Sam Kinnison is a geek, and he’s totally fine with that. He has his horror movies, his nerdy friends, World of Warcraft – and until Princess Leia turns up in his bedroom, he doesn’t have to worry about girls.

Then Sam meets Camilla. She’s beautiful, friendly and completely irrelevant to his life. Sam is determined to ignore her, except that Camilla has a life of her own – and she’s decided that he’s going to be part of it.

Sam believes that everything he needs to know he can learn from the movies … but now it looks like he’s been watching the wrong ones

This book, you guys. I wish it had been around when I was at school, because I really could’ve used a story about Australian nerds suffering through high school and falling in love. It was so ADORABLE, and it spoke to me.
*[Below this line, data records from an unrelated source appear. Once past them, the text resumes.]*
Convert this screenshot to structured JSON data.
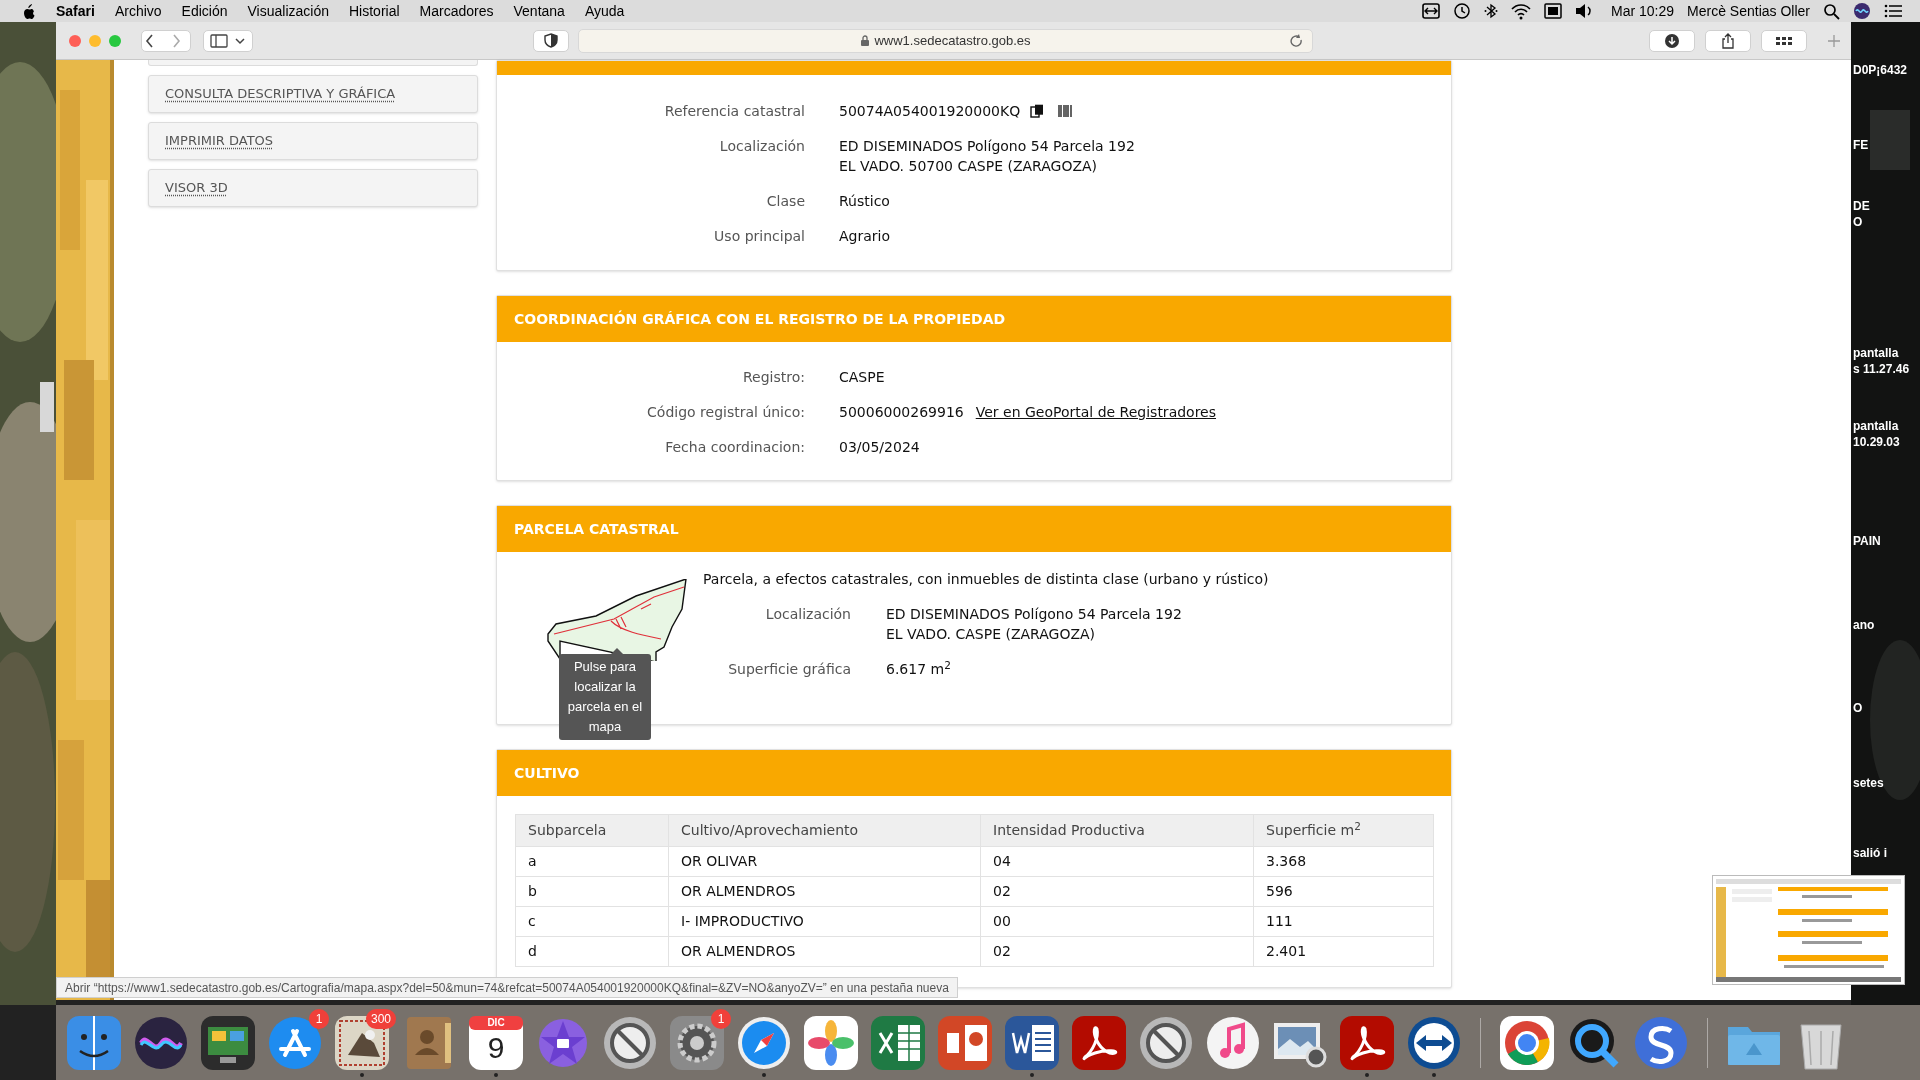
{
  "menu_bar": {
    "app": "Safari",
    "menus": [
      "Archivo",
      "Edición",
      "Visualización",
      "Historial",
      "Marcadores",
      "Ventana",
      "Ayuda"
    ],
    "clock": "Mar 10:29",
    "user": "Mercè Sentias Oller"
  },
  "browser": {
    "url": "www1.sedecatastro.gob.es"
  },
  "sidebar": {
    "links": [
      "CONSULTA DESCRIPTIVA Y GRÁFICA",
      "IMPRIMIR DATOS",
      "VISOR 3D"
    ]
  },
  "property": {
    "fields": [
      {
        "kind": "reference",
        "label": "Referencia catastral",
        "lines": [
          "50074A054001920000KQ"
        ]
      },
      {
        "label": "Localización",
        "lines": [
          "ED DISEMINADOS Polígono 54 Parcela 192",
          "EL VADO. 50700 CASPE (ZARAGOZA)"
        ]
      },
      {
        "label": "Clase",
        "lines": [
          "Rústico"
        ]
      },
      {
        "label": "Uso principal",
        "lines": [
          "Agrario"
        ]
      }
    ]
  },
  "coordination": {
    "title": "COORDINACIÓN GRÁFICA CON EL REGISTRO DE LA PROPIEDAD",
    "fields": [
      {
        "label": "Registro:",
        "lines": [
          "CASPE"
        ]
      },
      {
        "kind": "link",
        "label": "Código registral único:",
        "lines": [
          "50006000269916"
        ],
        "link": "Ver en GeoPortal de Registradores"
      },
      {
        "label": "Fecha coordinacion:",
        "lines": [
          "03/05/2024"
        ]
      }
    ]
  },
  "parcel": {
    "title": "PARCELA CATASTRAL",
    "note": "Parcela, a efectos catastrales, con inmuebles de distinta clase (urbano y rústico)",
    "tooltip": "Pulse para localizar la parcela en el mapa",
    "fields": [
      {
        "label": "Localización",
        "lines": [
          "ED DISEMINADOS Polígono 54 Parcela 192",
          "EL VADO. CASPE (ZARAGOZA)"
        ]
      },
      {
        "label": "Superficie gráfica",
        "lines": [
          "6.617 m$^{2}$"
        ]
      }
    ]
  },
  "crops": {
    "title": "CULTIVO",
    "columns": [
      "Subparcela",
      "Cultivo/Aprovechamiento",
      "Intensidad Productiva",
      "Superficie m$^{2}$"
    ],
    "rows": [
      [
        "a",
        "OR OLIVAR",
        "04",
        "3.368"
      ],
      [
        "b",
        "OR ALMENDROS",
        "02",
        "596"
      ],
      [
        "c",
        "I- IMPRODUCTIVO",
        "00",
        "111"
      ],
      [
        "d",
        "OR ALMENDROS",
        "02",
        "2.401"
      ]
    ]
  },
  "status_link": "Abrir “https://www1.sedecatastro.gob.es/Cartografia/mapa.aspx?del=50&mun=74&refcat=50074A054001920000KQ&final=&ZV=NO&anyoZV=” en una pestaña nueva",
  "desktop_labels": [
    [
      "D0P¡6432"
    ],
    [
      "FE"
    ],
    [
      "DE",
      "O"
    ],
    [
      "pantalla",
      "s 11.27.46"
    ],
    [
      "pantalla",
      "10.29.03"
    ],
    [
      "PAIN"
    ],
    [
      "ano"
    ],
    [
      "O"
    ],
    [
      "setes"
    ],
    [
      "salió i"
    ]
  ],
  "dock": [
    [
      {
        "kind": "face",
        "color": "#3a8ee6",
        "running": false
      },
      {
        "kind": "orb",
        "color": "#2a2340",
        "running": false
      },
      {
        "kind": "screens",
        "color": "#2c2c2c",
        "running": false
      },
      {
        "kind": "pencils",
        "color": "#1e8cf0",
        "running": false,
        "badge": "1"
      },
      {
        "kind": "stamp",
        "color": "#dcd6c6",
        "running": true,
        "badge": "300"
      },
      {
        "kind": "book",
        "color": "#a0784f",
        "running": false
      },
      {
        "kind": "calendar",
        "color": "#ffffff",
        "running": true,
        "month": "DIC",
        "day": "9"
      },
      {
        "kind": "star",
        "color": "#6b3fd0",
        "running": false
      },
      {
        "kind": "no-sign",
        "color": "#b8b8b8",
        "running": false
      },
      {
        "kind": "gear",
        "color": "#8a8a8a",
        "running": false,
        "badge": "1"
      },
      {
        "kind": "compass",
        "color": "#1b8cf0",
        "running": true
      },
      {
        "kind": "flower",
        "color": "#ffffff",
        "running": false
      },
      {
        "kind": "spreadsheet",
        "color": "#1f7a44",
        "running": false
      },
      {
        "kind": "slides",
        "color": "#d24726",
        "running": false
      },
      {
        "kind": "document",
        "color": "#2b579a",
        "running": true
      },
      {
        "kind": "pdf",
        "color": "#b30b00",
        "running": false
      },
      {
        "kind": "no-sign",
        "color": "#b8b8b8",
        "running": false
      },
      {
        "kind": "note",
        "color": "#f4f4f4",
        "running": false
      },
      {
        "kind": "photo-viewer",
        "color": "#6c8fb6",
        "running": false
      },
      {
        "kind": "pdf",
        "color": "#b30b00",
        "running": true
      },
      {
        "kind": "arrows",
        "color": "#0e4c92",
        "running": true
      }
    ],
    [
      {
        "kind": "browser",
        "color": "#ffffff",
        "running": false
      },
      {
        "kind": "magnifier",
        "color": "#1a1a1a",
        "running": false
      },
      {
        "kind": "swirl",
        "color": "#3f6fd8",
        "running": false
      }
    ],
    [
      {
        "kind": "folder",
        "color": "#6fb7e8",
        "running": false
      },
      {
        "kind": "trash",
        "color": "#d8d8d8",
        "running": false
      }
    ]
  ]
}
The first thing to mention about Life in Outer Space is the voice. It’s told from Sam’s perspective, and he has a distinctive narrative style. He’s always making “objective” observations about his world, and doing things like noticing exactly how many seconds it takes for something to happen. But at the same time he was so awkward and oblivious to social cues. (Seriously, I knew people exactly like this when I was at school.) I’m not a movie buff, so some of his references were lost on me, but he definitely could’ve been a young version of some of my nerdy, adult male friends.

The other characters are just memorable. The dearest to my heart is Camilla. She’s moved around a lot (and has the benefit of having a famous dad), so she’s a veteran at making friends and fitting in. But she’s not a sheep — her philosophy on high school can be summed up by this quote: “You can rock the boat, but you better make sure you have a very safe seat first.” Despite being instantly popular, she’s a music nerd and likes World of Warcraft. She’s the sort of girl every geeky female wants to be: quirky without being weird, and able to tame the bullies — not just for herself but for the other nerdy kids too. (Or maybe it’s just me who wished I was like that?)

I also loved Sam’s other friends. There’s Allison; I would devour a book about her if one were to become available (hint hint!). I couldn’t shake the mental image of her looking like a young Willow from Buffy, only in anime t-shirts rather than daggy clothes picked out by her mother. She had that same awkward earnestness. Mike, Sam’s best friend, is a taciturn and increasingly aloof black belt in karate who is partially out-of-the-closet. And Adrian is a scruffy nerd who is utterly tactless and enthusiastic about life.

I won’t talk too much about the plot, except to say that it was so wonderful to see a relationship built on friendship, hardship and mutual understanding rather than the typical “love at first sight” fare. The pacing was quick enough to keep me interested, and though there weren’t any surprising plot twists or anything, the story had a lot of heart and kept me entranced to the last page.